The Yankee Clipper – A very limited number were made in 1953 by the Strassberger Motor Company of Menlo Park, California, before going out of business, using the standard Glasspar G2 body, Ford components and the Ford flathead engine. Strassberger was one of many companies that desired to, but did not go into, fiberglass car production. Their car was a standard Glasspar G2 kit, and there were no distinguishing features to identify them as Clippers.

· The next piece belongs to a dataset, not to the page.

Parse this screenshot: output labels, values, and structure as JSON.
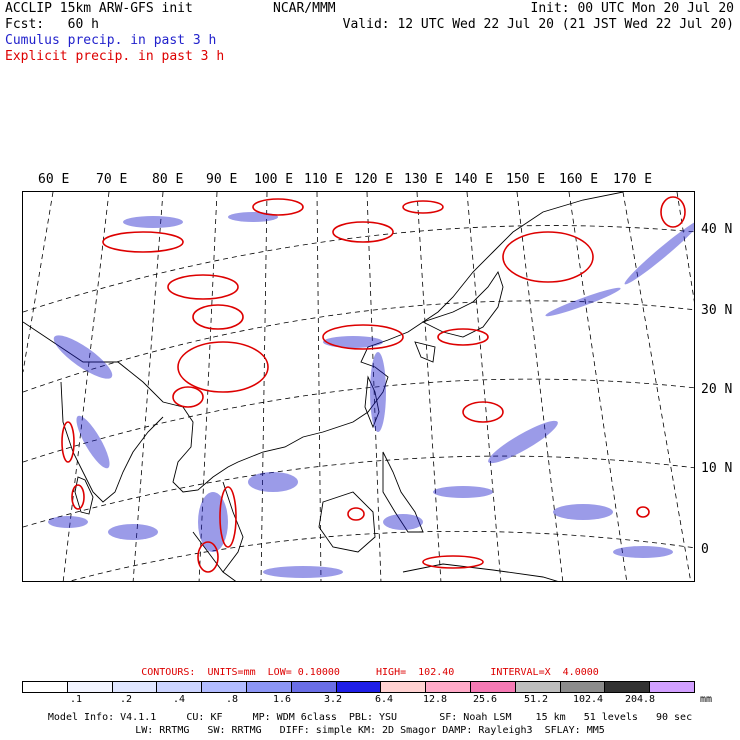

The Kaiser Darrin – As noted previously, Dutch Darrin, a noted designer for Kaiser, used the G2 body as the starting point and basis for the unique Kaiser Darrin fiberglass sports car. Kaiser produced them in 1954 with 435 made and over 300 still accounted for by the Darrin Owners Roster.
The first seven or so bodies were made by Glasspar and were delivered in seven pieces — the hood, doors, top well cover, deck lid, rear section and front-end assembly. The 300-lb. body, when assembled, was mounted on a modified Henry J chassis, and the engine was a 6-cylinder, 161-cu.in. Willys F-Head producing 90hp. The car weighed 2,175 lbs. and sold for $3,668.
The sliding doors were the unique feature of the Kaiser Darrin and this required side curtains for windows. The car was very complete, including a convertible top, and there were many extras. Production of the Kaiser Darrin came to a halt after only nine months.

1954 Kaiser Darrin
Darrin Sliding Door
Autopia – Disneyland, in Anaheim, California, was building its Autopia automobile track and commissioned Bill Tritt and Glasspar to build the fiberglass car bodies. These were small, single-seat, self-powered cars and the order was for about 30 car bodies and 1955 delivery. The cars were to have an aluminum wrap-around bumper provided by sponsor Kaiser Aluminum, but later changed to the more suitable steel. Power was a Briggs and Stratton lawn mower-type engine with a centrifugal clutch and governor.



image208    image209

The Autopia Car and on the Track at Disneyland

The Ascot – Although Bill Tritt had contented his company with fabricating and supplying, in the main, just car bodies, he wanted to build another complete sports car embodying the great experience he had gained. In 1955, Bill designed and built the Ascot, a modern and striking car meant for the adventurous, and meant for the road with its fine power-to-weight ratio and 50-50 weight balance for handling. The Ascot was a complete car with roll-up windows, convertible top, good trunk space and the special feature of detachable fenders. It weighed in at 1,750 lbs. and was to sell for $2,600. It was powered by a 100hp Studebaker Champion engine with high-performance add-ons and used Studebaker components with the ease of parts supply from Studebaker. Bill built five cars and was ready to move when the Glasspar Board of Directors applied the brakes. They were not at all interested in cars, but wanted to concentrate on the more profitable Glasspar boats. This 1955 corporate decision brought an end to the Ascot and the G2, both ahead of their time in style and construction, true American legends.